It had to happen. I knew I’d end up blogging about the apostrophe sooner or later. Today – the vexed question of do’s and don’ts. Or dos and don’ts.  Or just “do’s”.

I first remember pondering this a few years ago, after reading a salon sign that offered “ Hairdo’s”. First thought – has anyone actually had a “hairdo” since the 1960s? Second thought – hum, apostrophe.
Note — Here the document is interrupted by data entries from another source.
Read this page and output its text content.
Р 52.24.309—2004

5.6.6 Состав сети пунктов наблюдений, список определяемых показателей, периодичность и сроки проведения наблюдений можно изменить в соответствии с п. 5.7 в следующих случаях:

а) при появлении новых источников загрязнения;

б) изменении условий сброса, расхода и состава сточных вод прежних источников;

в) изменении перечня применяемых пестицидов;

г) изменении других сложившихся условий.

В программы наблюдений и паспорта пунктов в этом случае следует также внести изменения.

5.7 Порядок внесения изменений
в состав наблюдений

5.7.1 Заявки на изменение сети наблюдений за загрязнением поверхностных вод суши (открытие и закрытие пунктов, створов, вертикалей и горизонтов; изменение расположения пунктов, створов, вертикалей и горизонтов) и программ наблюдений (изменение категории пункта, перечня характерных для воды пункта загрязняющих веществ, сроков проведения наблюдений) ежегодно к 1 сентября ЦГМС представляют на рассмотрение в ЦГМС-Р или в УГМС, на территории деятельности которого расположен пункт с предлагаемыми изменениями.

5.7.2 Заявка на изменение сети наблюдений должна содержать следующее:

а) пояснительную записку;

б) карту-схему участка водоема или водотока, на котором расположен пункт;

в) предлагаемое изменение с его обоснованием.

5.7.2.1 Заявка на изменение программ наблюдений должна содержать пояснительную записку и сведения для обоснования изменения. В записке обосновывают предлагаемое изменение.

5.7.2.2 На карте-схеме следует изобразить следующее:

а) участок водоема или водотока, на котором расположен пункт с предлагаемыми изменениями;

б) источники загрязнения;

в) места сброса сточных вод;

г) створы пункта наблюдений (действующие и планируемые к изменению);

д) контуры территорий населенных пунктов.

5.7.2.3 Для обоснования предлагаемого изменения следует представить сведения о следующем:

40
Shortly afterwards I saw a catering van offering “food and beverages to suit do’s of all sizes”. My gut reaction was typical – is it acceptable to apply Tipp-Ex to someone else’s property in the name of correct punctuation?

But some innate sixth sense of pedantry told me that it wasn’t that straightforward , so I spoke with my Grammar Guru (everyone should have one).  “Do’s has to have an apostrophe”, said The Wise One. “Otherwise readers wouldn’t be able to make sense of it or pronounce it, and that catering van would be offering food to a Microsoft disc operating system, which would just be weird.”

So, lesson learned – I could write “I have been to a lot of hen do’s this summer” and be absolutely correct (although the statement itself is disappointingly untrue). But it did feel dirty.

However, ten short years later and the do’s and don’ts of dos and don’ts has changed (don’t say that the world of grammar and punctuation is a staid and boring place – it’s fast-paced! It moves forward!). There’s a lot of debate on this.

I’m not sure if I’d go to The Guardian for spelling advice; however its Style Guide is splendid, and they say “dos and don’ts”. (Quick aside – while looking into this, I learned that the correct way of writing Homer Simpson’s famous uttering is “D’oh!”) The Oxford Style Guide uses the “dos” version. However, that doesn’t mean that “do’s” has become a Tipp-Ex case: the University of Central Lancashire’s journalism website comments that “probably the only legitimate reason for using an apostrophe to form a plural is in dealing with lower-case letters, as in mind your p’s and q’s or in referring to do’s and don’ts.”

By the time I’d scrolled down my second Google page, even I was bored. Yes, I am one of the anal breed who care about apostrophes. A single misplaced apostrophe can destroy professional credibility with one simple hit of a key. But – it’s not worth losing sleep or wasting time over. If you’re not sure, stick to a style guide that you trust and refer back to it to double-check your writing. If the BBC and The Times are using certain conventions, they are probably safe. The Guardian’s Style Guide is good, as I mentioned above. Or, just employ a good proof-reader (smiles winningly).

So, both versions are acceptable, but I’ve decided to go with “dos” as the preferred contemporary option. This is a rare occasion where you can follow your heart apostrophe-wise – just be consistent (and consistency is definitely on my list of dos and don’ts).